Daher bemühe ich mich, einmal im Monat auf dem Schießstand auf leblose Scheiben und Tontauben zu schießen, der beste Schießlehrer ist eine große Kiste voll Munition. Ich bin es auch dem Wild, den Hunden und den Jagdherren, die mich einladen, schuldig.
Wenn Jagdgäste ins Camp kamen, bat ich sie stets, einen Probeschuss abzugeben – eigentlich eine Selbstverständlichkeit.
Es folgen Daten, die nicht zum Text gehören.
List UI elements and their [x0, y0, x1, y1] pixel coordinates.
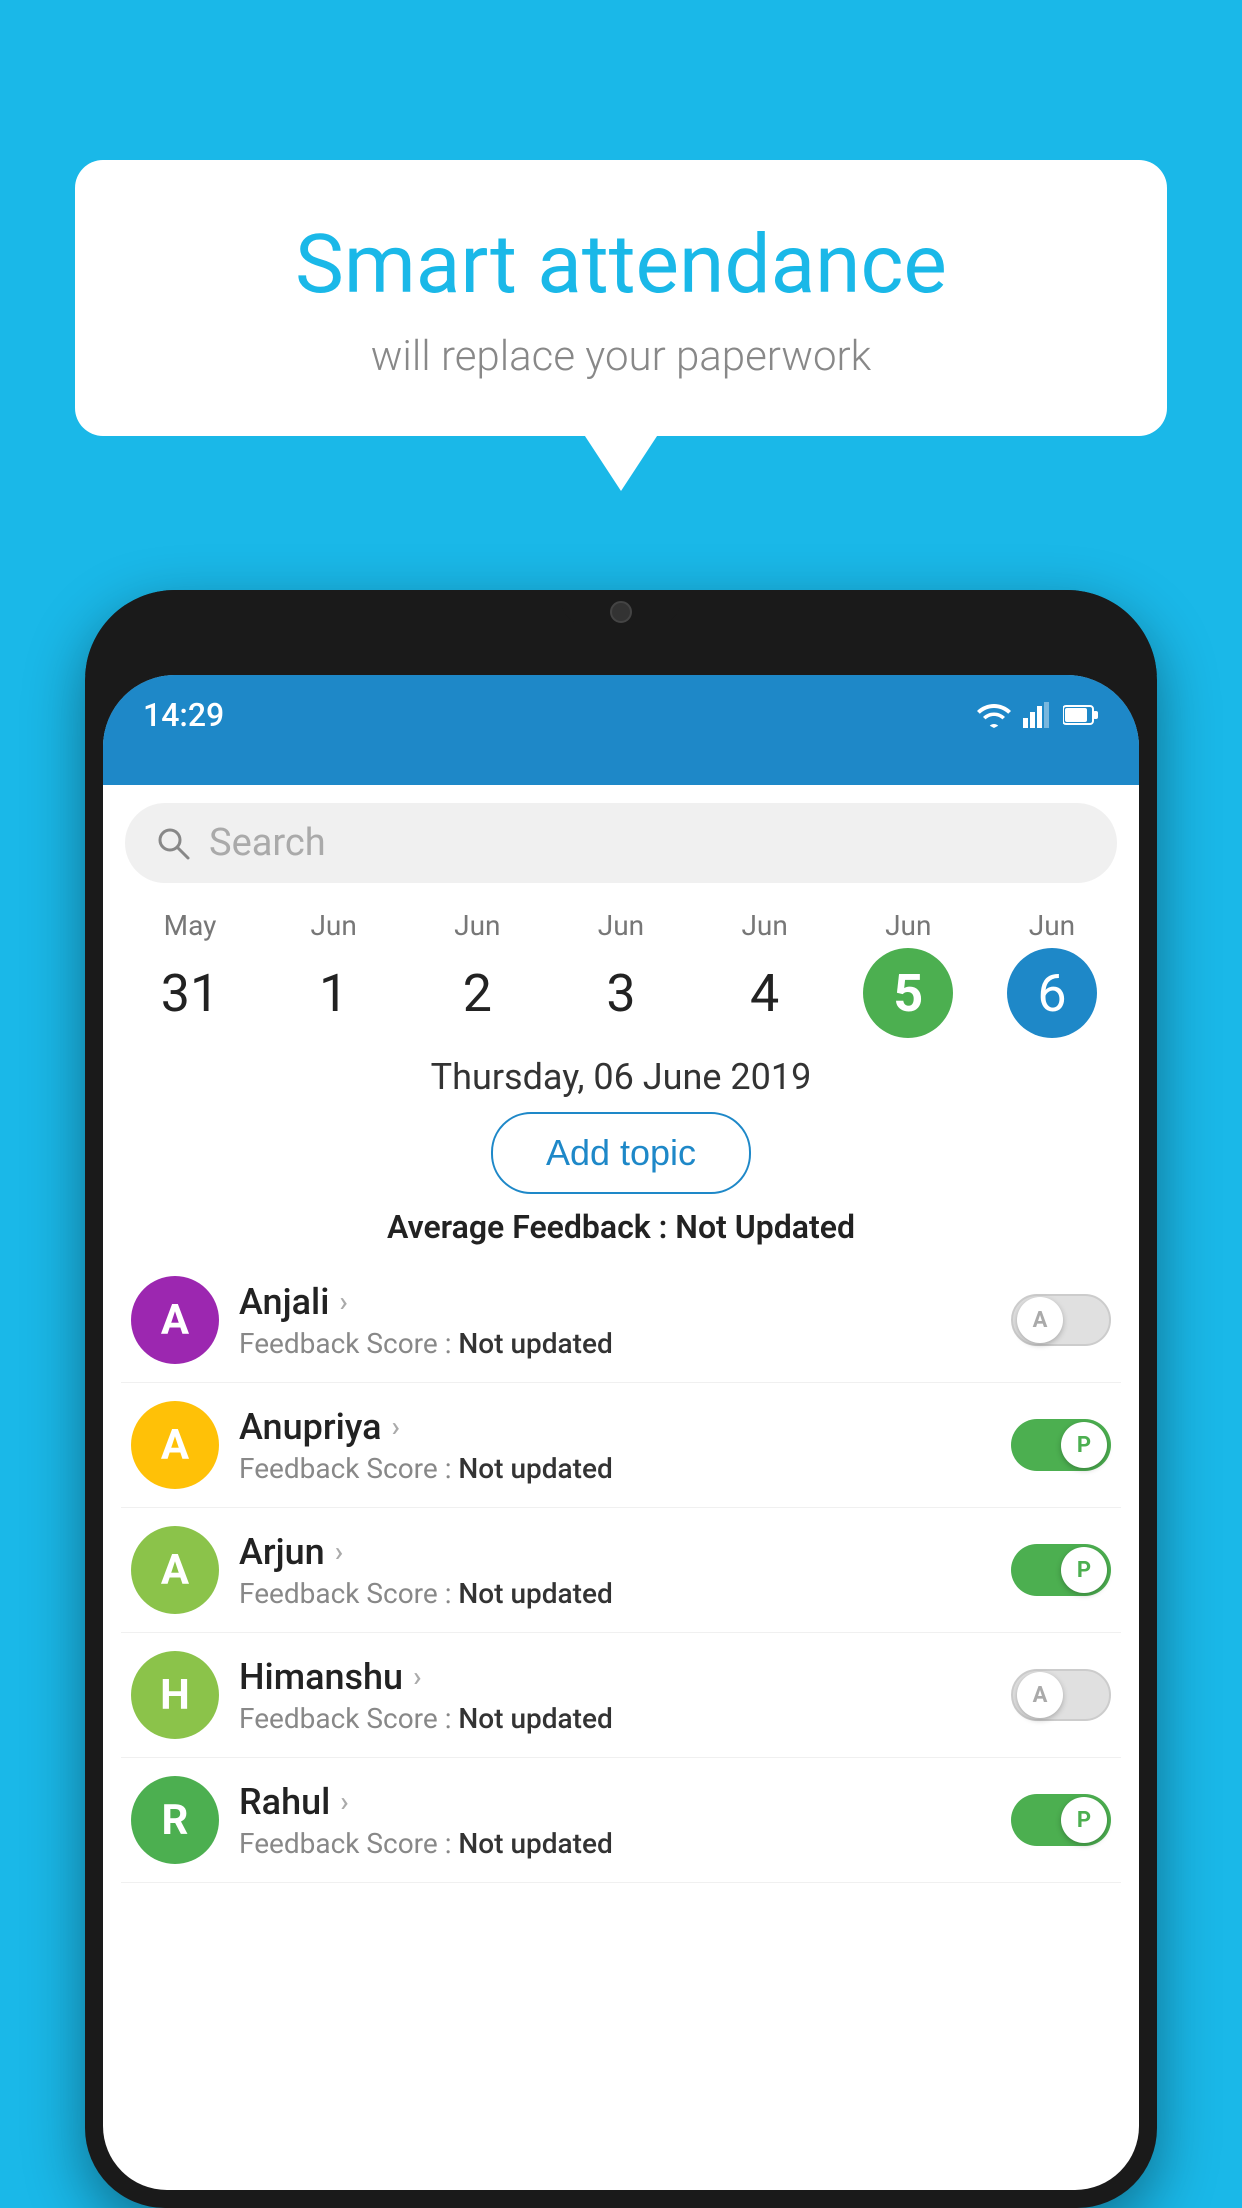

Ich wurde dabei jedoch oftmals mit den abenteuerlichsten Ausreden konfrontiert, die die Jagdgäste ersannen, um sich davor zu drücken. »Ein Probeschuss erübrigt sich. Ich habe den Chauffeur gebeten, die Waffe auf dem Rückweg vom Büchsenmacher auf dem Schießstand zu testen. Alle Schüsse lagen im Schwarzen!« oder ähnliche Ausflüchte musste ich mir des Öfteren anhören.